Tu foste para os EUA, com seis anos, e já estás lá há 45, e enquanto estudante, na escola, nunca ouviu falar do capítulo da escravatura em Cabo Verde, certo?

Sim, verdade. Nos meus 45 anos nos EUA, em que fui à escola e à universidade, mas nunca ouvir falar de cabo-verdianos. Somos os primeiros africanos que chegaram nos EUA sem ser na condição de escravos, mas nunca ouvimos falar disso.

O que podemos ver na exposição se formos ao museu?

É uma grande exposição, pois fizemos uma parceria com o Arquivo Histórico Nacional de Cabo Verde, que já fez uma exposição sobre este tema. Estive em Cabo Verde, e lá estabelecemos um protocolo com o AHN, que disponibilizou essa exposição para nós. Acrescentamos outros elementos, entretanto, graças a uma parceria que fizemos com o fotógrafo Ron Barboza.

Além de documentos, que mais podemos ver na exposição?

Sim, temos documentos, nomeadamente de 1856, sobre um navio de escravos, com informações sobre todos os escravos que foram transportados nesse navio e para onde foram. Da Cidade Velha trouxemos várias peças, nomeadamente informações sobre barcos que fundeavam no Tarrafal e ainda quatro mapas do século XVII, doados anonimamente ao museu, e também braceletes usados por escravos, encontrados num dos navios que fundeavam no Tarrafal, no tempo da escravatura, e panu terra, que era moeda de troca na compra de escravos.

Mas nas escolas americanas não se fala de escravatura pelo menos nas aulas de História?
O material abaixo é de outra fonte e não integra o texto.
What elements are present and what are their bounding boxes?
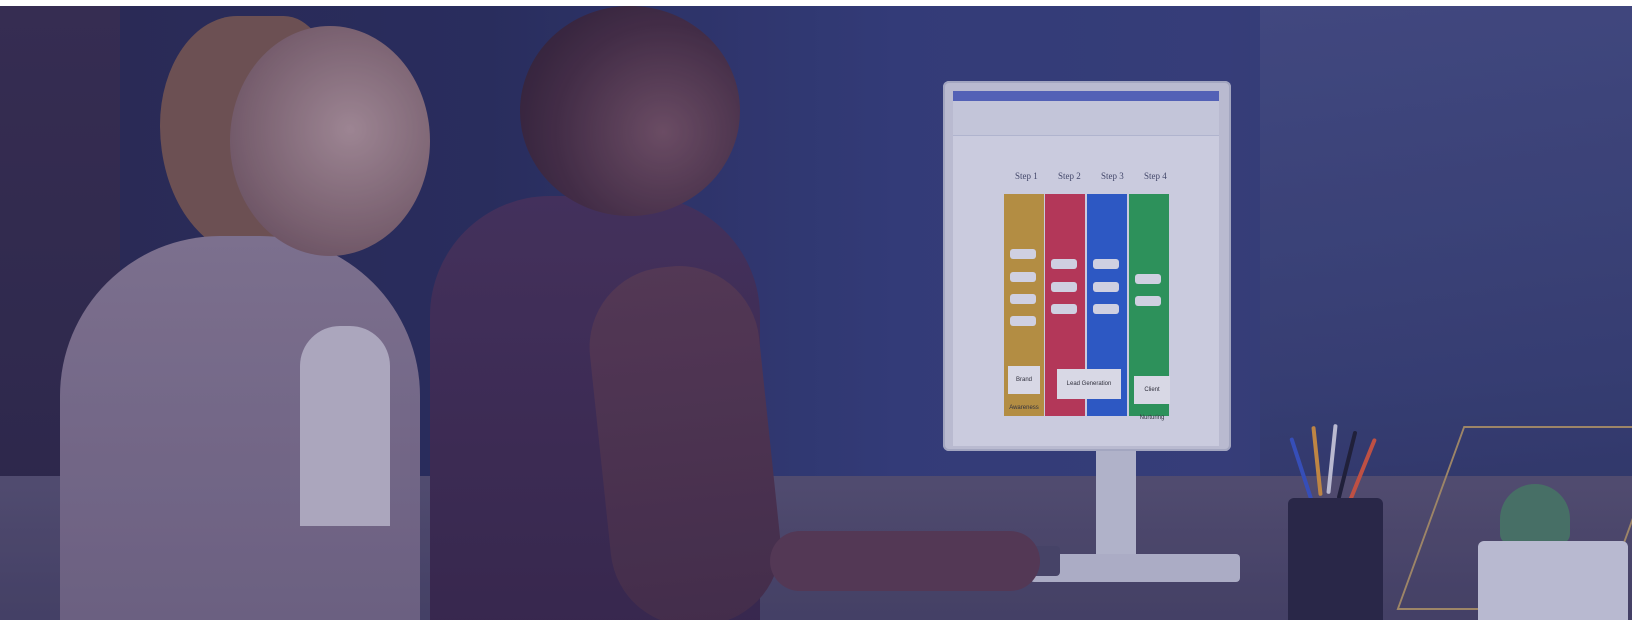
blue-overlay [0,6,1632,620]
photo-scene: Step 1 Step 2 Step 3 Step 4 Brand Awaren… [0,6,1632,620]
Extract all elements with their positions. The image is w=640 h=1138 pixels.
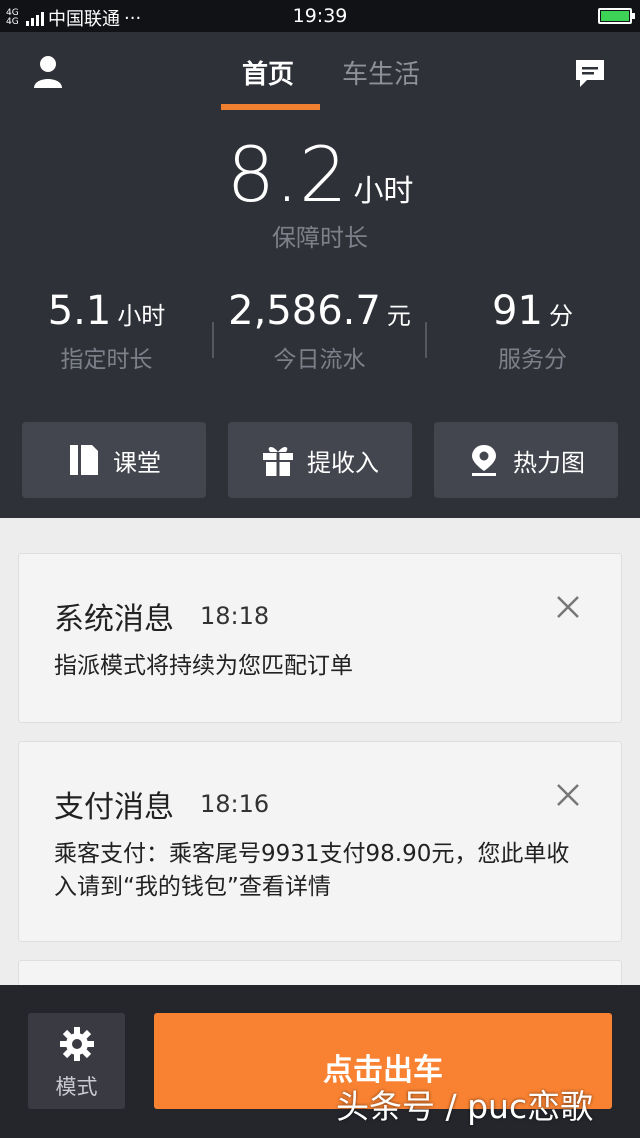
map-pin-icon [472, 445, 496, 476]
message-time: 18:16 [200, 790, 270, 818]
classroom-label: 课堂 [113, 448, 161, 477]
dashboard-panel: 8.2 小时 保障时长 5.1 小时 指定时长 2,586.7 元 今日流水 91 分 … [0, 110, 640, 518]
stat-today-revenue: 2,586.7 元 今日流水 [213, 288, 426, 374]
guaranteed-hours: 8.2 小时 [0, 130, 640, 219]
close-icon[interactable] [555, 782, 581, 808]
status-time: 19:39 [292, 5, 348, 27]
message-title: 系统消息 [54, 602, 174, 637]
message-body: 指派模式将持续为您匹配订单 [54, 653, 353, 679]
tab-car-life[interactable]: 车生活 [342, 54, 420, 91]
message-body: 乘客支付：乘客尾号9931支付98.90元，您此单收入请到“我的钱包”查看详情 [54, 841, 570, 900]
stat-unit: 元 [386, 302, 411, 330]
watermark: 头条号 / puc恋歌 [336, 1087, 594, 1126]
boost-income-button[interactable]: 提收入 [228, 422, 412, 498]
stat-assigned-hours: 5.1 小时 指定时长 [0, 288, 213, 374]
gear-icon [60, 1027, 94, 1061]
guaranteed-hours-unit: 小时 [353, 174, 414, 209]
user-icon[interactable] [32, 54, 64, 88]
tab-home[interactable]: 首页 [242, 54, 294, 91]
boost-income-label: 提收入 [307, 448, 379, 477]
stat-service-score: 91 分 服务分 [426, 288, 639, 374]
classroom-button[interactable]: 课堂 [22, 422, 206, 498]
status-bar: 4G 4G 中国联通 ··· 19:39 [0, 0, 640, 32]
stat-unit: 小时 [117, 302, 166, 330]
guaranteed-hours-value: 8.2 [226, 130, 348, 219]
stat-value: 5.1 [47, 288, 112, 334]
message-icon[interactable] [574, 56, 606, 90]
mode-label: 模式 [55, 1075, 98, 1099]
guaranteed-hours-label: 保障时长 [272, 224, 368, 252]
message-card[interactable]: 系统消息 18:18 指派模式将持续为您匹配订单 [18, 553, 622, 723]
stat-label: 服务分 [498, 347, 567, 373]
heatmap-label: 热力图 [513, 448, 585, 477]
battery-icon [598, 8, 635, 24]
gift-icon [263, 447, 293, 476]
heatmap-button[interactable]: 热力图 [434, 422, 618, 498]
app-header: 首页 车生活 [0, 32, 640, 110]
message-card[interactable]: 支付消息 18:16 乘客支付：乘客尾号9931支付98.90元，您此单收入请到… [18, 741, 622, 942]
stat-unit: 分 [548, 302, 573, 330]
message-time: 18:18 [200, 602, 270, 630]
book-icon [70, 445, 98, 475]
stat-label: 指定时长 [60, 347, 153, 373]
message-title: 支付消息 [54, 790, 174, 825]
stat-value: 2,586.7 [228, 288, 381, 334]
stat-value: 91 [492, 288, 543, 334]
mode-button[interactable]: 模式 [28, 1013, 125, 1109]
stat-label: 今日流水 [273, 347, 366, 373]
close-icon[interactable] [555, 594, 581, 620]
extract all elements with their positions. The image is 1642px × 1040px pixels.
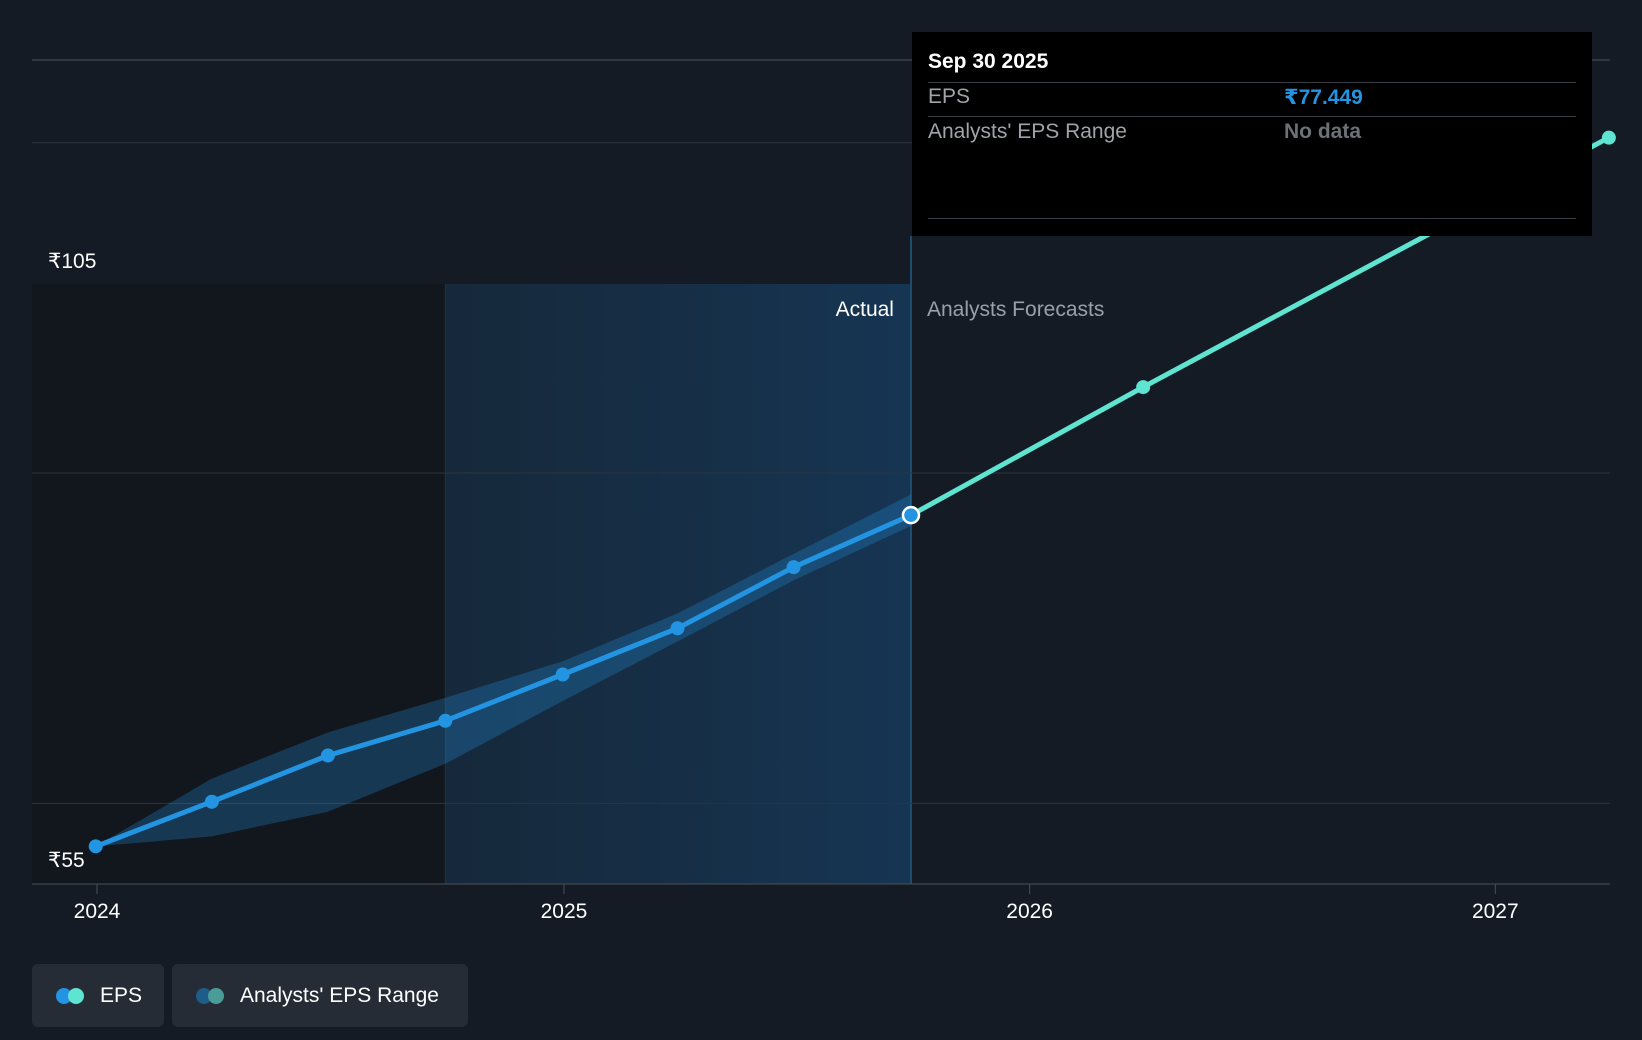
eps-actual-point [670,621,685,636]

Sim, fala-se da escravatura, mas não se menciona Cabo Verde. Eu, na universidade, estudei a história dos negros e da escravatura nos Estados Unidos da América, mas em nenhum momento mencionou-se Cabo Verde.

Mas há escravos que saíram de Cabo Verde e foram vendidos nos EUA?

Sim, há, mas não em tão grande número como os que foram para o Brasil e as Caraíbas (Aruba, Curaçau, Haiti, República Dominicana). Através da nossa exposição sobre o tema queremos mostrar a ligação de Cabo Verde não só com os EUA, como também com o mundo inteiro. Por exemplo, os EUA tinham no tempo da escravatura o Africa Squadron, em parceria com a Inglaterra, com o objetivo de acabar com a escravatura. Mas, os EUA, tendo em conta a sua ligação com Portugal, tinham outros interesses, daí que Africa Squadron não funcionou em relação a Cabo Verde.

Por que é importante fazer esta exposição sobre a escravatura em Cabo Verde, neste momento?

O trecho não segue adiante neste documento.